К книге
Мордовцев Д. Исторические романы.Даниил Мордовцев Лжедимитрий. XVIII. Въезд Димитрия в Москву
37%
Даниил Мордовцев Лжедимитрий. XVIII. Въезд Димитрия в Москву
164

Двадцатого июня 1605 года вся Москва собралась встречать своего чудом спасённого и словно бы из могилы вышедшего царя. Какой яркий день, какое жаркое солнце, как жарко горят золотые маковки московских церквей, как весело смотрят всегда хмурые кремлёвские стены, унизанные народом, словно пёстрыми гирляндами цветов! Всюду, куда ни обращается взор — живое колыхающееся море голов человеческих, мало думающих, но жадных ко всякого рода зрелищам. Колышется море этих голов и по улицам, и по площадям, колышутся живые изгороди из голов на стенах, на заборах, в окнах, на крышах домов, даже по карнизам и у самых куполов церквей. А возвышенный берег Москвы, что к Серпуховским воротам, словно вымощен живым булыжником — московскими головами.

Скоро, скоро покажется невиданный, негаданный царь. Москва все глаза проглядела, выжидая его с самого раннего утра и готовая ждать до глубокой ночи.

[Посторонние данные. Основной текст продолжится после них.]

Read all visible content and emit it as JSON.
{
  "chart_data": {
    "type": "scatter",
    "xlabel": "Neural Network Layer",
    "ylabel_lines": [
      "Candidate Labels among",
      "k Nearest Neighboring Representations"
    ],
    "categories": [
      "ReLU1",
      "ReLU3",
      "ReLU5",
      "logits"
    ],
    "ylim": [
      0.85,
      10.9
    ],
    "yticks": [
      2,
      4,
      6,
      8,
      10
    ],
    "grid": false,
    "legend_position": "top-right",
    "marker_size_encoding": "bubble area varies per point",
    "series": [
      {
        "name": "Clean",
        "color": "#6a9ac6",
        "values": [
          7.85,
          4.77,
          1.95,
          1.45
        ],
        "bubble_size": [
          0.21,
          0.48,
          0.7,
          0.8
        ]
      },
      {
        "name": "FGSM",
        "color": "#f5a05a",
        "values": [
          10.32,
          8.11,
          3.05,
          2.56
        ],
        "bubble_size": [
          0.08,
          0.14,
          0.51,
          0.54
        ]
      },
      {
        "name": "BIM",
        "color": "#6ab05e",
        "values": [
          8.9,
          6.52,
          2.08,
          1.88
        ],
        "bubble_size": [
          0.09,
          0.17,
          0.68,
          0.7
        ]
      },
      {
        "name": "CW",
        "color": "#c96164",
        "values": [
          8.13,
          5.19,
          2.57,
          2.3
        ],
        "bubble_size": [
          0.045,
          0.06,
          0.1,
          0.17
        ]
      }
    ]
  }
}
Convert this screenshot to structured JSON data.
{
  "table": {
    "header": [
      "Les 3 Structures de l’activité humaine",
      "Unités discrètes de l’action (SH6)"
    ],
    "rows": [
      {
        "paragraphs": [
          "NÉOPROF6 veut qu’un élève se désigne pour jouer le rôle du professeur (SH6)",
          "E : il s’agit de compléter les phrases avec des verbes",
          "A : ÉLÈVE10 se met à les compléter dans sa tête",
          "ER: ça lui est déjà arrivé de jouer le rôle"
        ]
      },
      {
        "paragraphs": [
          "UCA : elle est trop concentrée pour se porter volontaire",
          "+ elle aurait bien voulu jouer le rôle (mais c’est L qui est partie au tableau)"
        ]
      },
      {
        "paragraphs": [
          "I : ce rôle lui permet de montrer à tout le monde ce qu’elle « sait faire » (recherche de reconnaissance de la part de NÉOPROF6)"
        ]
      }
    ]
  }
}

Тут все наши знакомые — толкаются в живой толчее: и офеня Ипатушка, суздальский иконник, и толстый купчина с серёжкой в ухе, толковавший своему соседу, глуховатому старику, когда читали на Лобном месте анафему Гришке Отрепьеву, что орлиное перо — царское перо, и Теренька с рыжим плотником, рассказывавшим о событии в Угличе и ныне посрамлённом, и саженные плечи из Охотного ряда, и ражий детина из Обжорного ряда, которого так занимало скифетро.

Офеня, которого неустанные ноги успели за это время сносить в Тулу вслед за выборными от Москвы — князем Иваном Михайловичем Воротынским и князем Телятевским, отцом Оринушки, возившими к Димитрию повинную грамоту от всех московских людей, — офеня теперь был центром, около которого теснились любопытствующие москвичи в ожидании царя.

— Так ты его, Ипатушка, чу, и в Туле видал? — любопытствует купец с серьгой.

— Видал, кормилиц. Бояр это он на глаза к себе пущал, что с Москвы приехали челом бить да повинную принести — Воротынской князь, да Телятевской, да Мсгаславской, да Шуйские. Так маленько он их ошпарил.

— Что ты? Как ошпарил?

— Да во как. В ту пору с Дону пришёл атаман Смага с казаками, так он Смагу-то этого да Корелу-атамана, что в Кромах сидел, допреж бояр к руке своей допустил... А и так себе — непутящий и народ, казачьи атаманы-то эти: ни князи они, ни бояра, а вон боярам-то нос утёрли.

— Ишь ты, вавилония какая! Почто, значит, Бориске служили.

— Верно — вавилония. Так князи-то словно раки печёные стояли. А и сам-от он, царевич, гораздо добер. Сказывал мне Григорий Отрепьев.

— Это Гришка-то расстрига?

— Он самый. При ём он состоит, аки дьяк, не то жилец. Так сказывал. Привезли это к ему с Москвы грамотку от покойничка, от Фёдора Борисыча, когда он ещё царём был. Пишет это он: «Благоверный-де государь, Димитрий Иваныч всея Русии. Прости-де меня, окаянного. Не я-де причинен в кровопролитьи российском, а блаженные памяти родитель мой, Борис Фёдорыч: он-де на тебя зло мыслил, а не я. Я-де уступаю тебе честь и место — ты-де законный царь. А я-де пью чашу смерти — зелье отравное. Бог-де да благословит тебя на царство...» Так чел это он, царевич, грамотку-то эту, а слёзы у него в три ручья — так и льют, так и льют, что зачем-де Фёдор Борисыч живота лишил себя — смертное зелье принял...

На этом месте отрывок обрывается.